Após a conclusão do inquérito policial que investigou o caso, Barbosa e Célia foram denunciados pelo Ministério Público por formação de quadrilha armada, invasão de propriedade, homicídio, tentativas de homicídio e lesões corporais graves e leves, todos com dolo eventual. Além disso, Barbosa também foi denunciado por homicídio direto. Os dois integrantes da Via Campesina chegaram a ter prisões preventivas decretadas. Mas elas foram revogadas depois que a Justiça estendeu a eles o direito de habeas corpus que havia sido concedido para seguranças da empresa NF, que também respondem por participação no confronto.

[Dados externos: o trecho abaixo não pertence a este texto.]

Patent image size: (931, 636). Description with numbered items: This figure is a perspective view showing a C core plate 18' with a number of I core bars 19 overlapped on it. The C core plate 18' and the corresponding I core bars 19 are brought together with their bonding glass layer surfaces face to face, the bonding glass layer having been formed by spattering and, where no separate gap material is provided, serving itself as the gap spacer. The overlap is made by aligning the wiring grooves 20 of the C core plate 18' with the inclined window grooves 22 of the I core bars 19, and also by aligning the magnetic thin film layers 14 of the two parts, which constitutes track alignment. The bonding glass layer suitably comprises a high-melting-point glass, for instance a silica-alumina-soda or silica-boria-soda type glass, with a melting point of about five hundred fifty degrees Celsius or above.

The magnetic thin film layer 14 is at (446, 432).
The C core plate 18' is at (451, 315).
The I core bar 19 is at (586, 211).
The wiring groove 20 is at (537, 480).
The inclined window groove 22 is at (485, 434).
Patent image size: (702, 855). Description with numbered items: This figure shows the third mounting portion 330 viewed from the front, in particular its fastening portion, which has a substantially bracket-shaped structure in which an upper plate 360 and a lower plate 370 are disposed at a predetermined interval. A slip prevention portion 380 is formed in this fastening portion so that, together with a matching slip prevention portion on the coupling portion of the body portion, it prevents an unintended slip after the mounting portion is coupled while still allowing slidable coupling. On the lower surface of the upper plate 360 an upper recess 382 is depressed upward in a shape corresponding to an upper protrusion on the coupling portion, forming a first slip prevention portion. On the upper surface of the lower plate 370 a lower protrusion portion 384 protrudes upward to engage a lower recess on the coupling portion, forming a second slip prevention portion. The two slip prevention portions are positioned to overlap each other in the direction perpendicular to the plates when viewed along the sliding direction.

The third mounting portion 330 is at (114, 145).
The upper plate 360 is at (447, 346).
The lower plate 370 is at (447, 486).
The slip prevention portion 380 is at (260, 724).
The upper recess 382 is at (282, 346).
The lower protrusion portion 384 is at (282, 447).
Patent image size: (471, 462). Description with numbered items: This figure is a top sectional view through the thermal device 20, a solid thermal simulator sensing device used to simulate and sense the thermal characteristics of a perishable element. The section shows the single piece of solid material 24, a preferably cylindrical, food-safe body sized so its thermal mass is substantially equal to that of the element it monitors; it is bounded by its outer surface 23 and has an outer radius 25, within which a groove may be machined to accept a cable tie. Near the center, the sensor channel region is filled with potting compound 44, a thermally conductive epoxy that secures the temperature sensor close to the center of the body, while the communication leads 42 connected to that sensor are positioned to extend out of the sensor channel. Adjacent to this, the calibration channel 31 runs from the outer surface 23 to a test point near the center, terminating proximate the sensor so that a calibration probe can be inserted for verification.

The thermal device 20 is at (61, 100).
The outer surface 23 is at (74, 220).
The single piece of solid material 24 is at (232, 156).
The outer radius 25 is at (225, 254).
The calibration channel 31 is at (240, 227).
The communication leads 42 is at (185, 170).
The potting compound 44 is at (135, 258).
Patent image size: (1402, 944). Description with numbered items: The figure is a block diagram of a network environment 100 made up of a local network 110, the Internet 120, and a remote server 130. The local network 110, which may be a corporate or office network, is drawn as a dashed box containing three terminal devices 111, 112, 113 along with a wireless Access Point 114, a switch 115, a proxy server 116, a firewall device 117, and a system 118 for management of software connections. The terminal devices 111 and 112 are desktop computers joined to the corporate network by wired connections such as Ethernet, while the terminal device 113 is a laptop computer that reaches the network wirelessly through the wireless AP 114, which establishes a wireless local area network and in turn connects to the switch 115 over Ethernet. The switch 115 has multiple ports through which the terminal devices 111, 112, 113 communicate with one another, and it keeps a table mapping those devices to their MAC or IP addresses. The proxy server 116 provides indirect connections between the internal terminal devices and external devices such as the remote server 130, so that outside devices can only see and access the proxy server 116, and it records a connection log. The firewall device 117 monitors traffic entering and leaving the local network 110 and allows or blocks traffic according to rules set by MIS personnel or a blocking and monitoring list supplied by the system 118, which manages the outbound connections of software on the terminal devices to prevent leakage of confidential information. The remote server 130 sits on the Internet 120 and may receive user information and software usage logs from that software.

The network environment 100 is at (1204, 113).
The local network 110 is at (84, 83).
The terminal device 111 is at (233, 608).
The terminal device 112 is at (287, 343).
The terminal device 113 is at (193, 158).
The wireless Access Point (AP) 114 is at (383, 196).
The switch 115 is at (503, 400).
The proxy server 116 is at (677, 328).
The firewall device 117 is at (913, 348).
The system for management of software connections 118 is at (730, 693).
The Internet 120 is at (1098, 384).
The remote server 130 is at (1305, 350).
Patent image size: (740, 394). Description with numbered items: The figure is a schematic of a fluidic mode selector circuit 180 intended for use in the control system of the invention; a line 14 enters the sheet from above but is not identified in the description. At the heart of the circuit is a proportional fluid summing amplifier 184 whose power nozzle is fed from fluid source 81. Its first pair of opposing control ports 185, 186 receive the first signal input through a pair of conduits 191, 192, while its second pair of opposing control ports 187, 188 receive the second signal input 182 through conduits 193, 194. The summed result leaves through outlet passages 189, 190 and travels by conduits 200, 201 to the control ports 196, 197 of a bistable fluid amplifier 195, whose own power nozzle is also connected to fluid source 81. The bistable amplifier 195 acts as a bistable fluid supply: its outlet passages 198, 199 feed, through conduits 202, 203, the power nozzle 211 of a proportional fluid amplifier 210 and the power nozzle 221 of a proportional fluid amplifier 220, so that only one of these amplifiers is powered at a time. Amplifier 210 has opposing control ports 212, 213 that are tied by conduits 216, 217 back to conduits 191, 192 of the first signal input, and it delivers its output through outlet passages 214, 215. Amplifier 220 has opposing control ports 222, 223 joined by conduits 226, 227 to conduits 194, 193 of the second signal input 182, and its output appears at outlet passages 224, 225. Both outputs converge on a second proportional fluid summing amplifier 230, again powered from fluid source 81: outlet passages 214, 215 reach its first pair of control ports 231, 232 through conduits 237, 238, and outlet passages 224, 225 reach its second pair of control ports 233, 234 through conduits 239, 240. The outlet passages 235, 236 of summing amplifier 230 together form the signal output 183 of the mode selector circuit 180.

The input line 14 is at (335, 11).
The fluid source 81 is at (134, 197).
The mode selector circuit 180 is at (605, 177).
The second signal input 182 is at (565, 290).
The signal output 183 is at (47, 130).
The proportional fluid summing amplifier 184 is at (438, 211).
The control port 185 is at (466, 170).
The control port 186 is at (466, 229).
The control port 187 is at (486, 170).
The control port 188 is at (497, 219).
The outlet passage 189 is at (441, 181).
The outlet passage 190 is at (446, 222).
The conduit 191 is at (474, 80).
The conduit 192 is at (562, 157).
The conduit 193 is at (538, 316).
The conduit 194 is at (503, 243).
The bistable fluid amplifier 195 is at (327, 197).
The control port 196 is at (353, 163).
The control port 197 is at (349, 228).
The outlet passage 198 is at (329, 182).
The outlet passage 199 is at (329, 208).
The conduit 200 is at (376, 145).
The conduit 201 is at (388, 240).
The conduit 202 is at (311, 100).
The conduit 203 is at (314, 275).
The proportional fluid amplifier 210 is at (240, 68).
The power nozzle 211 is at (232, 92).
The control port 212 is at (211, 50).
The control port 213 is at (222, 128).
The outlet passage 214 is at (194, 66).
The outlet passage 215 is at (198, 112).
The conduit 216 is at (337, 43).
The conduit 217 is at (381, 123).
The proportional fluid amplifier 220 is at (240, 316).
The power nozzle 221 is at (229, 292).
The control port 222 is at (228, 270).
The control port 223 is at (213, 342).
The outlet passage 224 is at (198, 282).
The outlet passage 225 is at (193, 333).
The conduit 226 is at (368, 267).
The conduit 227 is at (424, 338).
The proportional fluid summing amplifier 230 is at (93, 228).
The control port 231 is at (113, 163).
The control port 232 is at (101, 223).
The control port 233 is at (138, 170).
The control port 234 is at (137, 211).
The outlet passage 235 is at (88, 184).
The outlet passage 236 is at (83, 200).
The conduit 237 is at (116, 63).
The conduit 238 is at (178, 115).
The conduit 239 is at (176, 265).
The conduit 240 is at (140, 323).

Em seus depoimentos, Barbosa e Célia negaram envolvimento nas mortes. ''Os depoimentos foram basicamente os mesmos que já haviam sido prestados à polícia'', afirmou a advogada Gisele Cassano, que representa os acusados.
Segundo Gisele, Barbosa alegou que deixou a guarita da fazenda antes do confronto, quando seguranças da NF, empresa contratada pela Syngenta, tentavam entrar na propriedade. Já Célia afirmou que viu quando o sem-terra Valmir Mota de Oliveira foi baleado no confronto e, inclusive, reconheceu o homem que teria disparado o tiro. Além de Oliveira, o segurança Fábio Ferreira também morreu no confronto. Nas próximas semanas, a Justiça em Cascavel deve começar a ouvir testemunhas apresentadas pelo Ministério Público quanto pelas defesas dos acusados.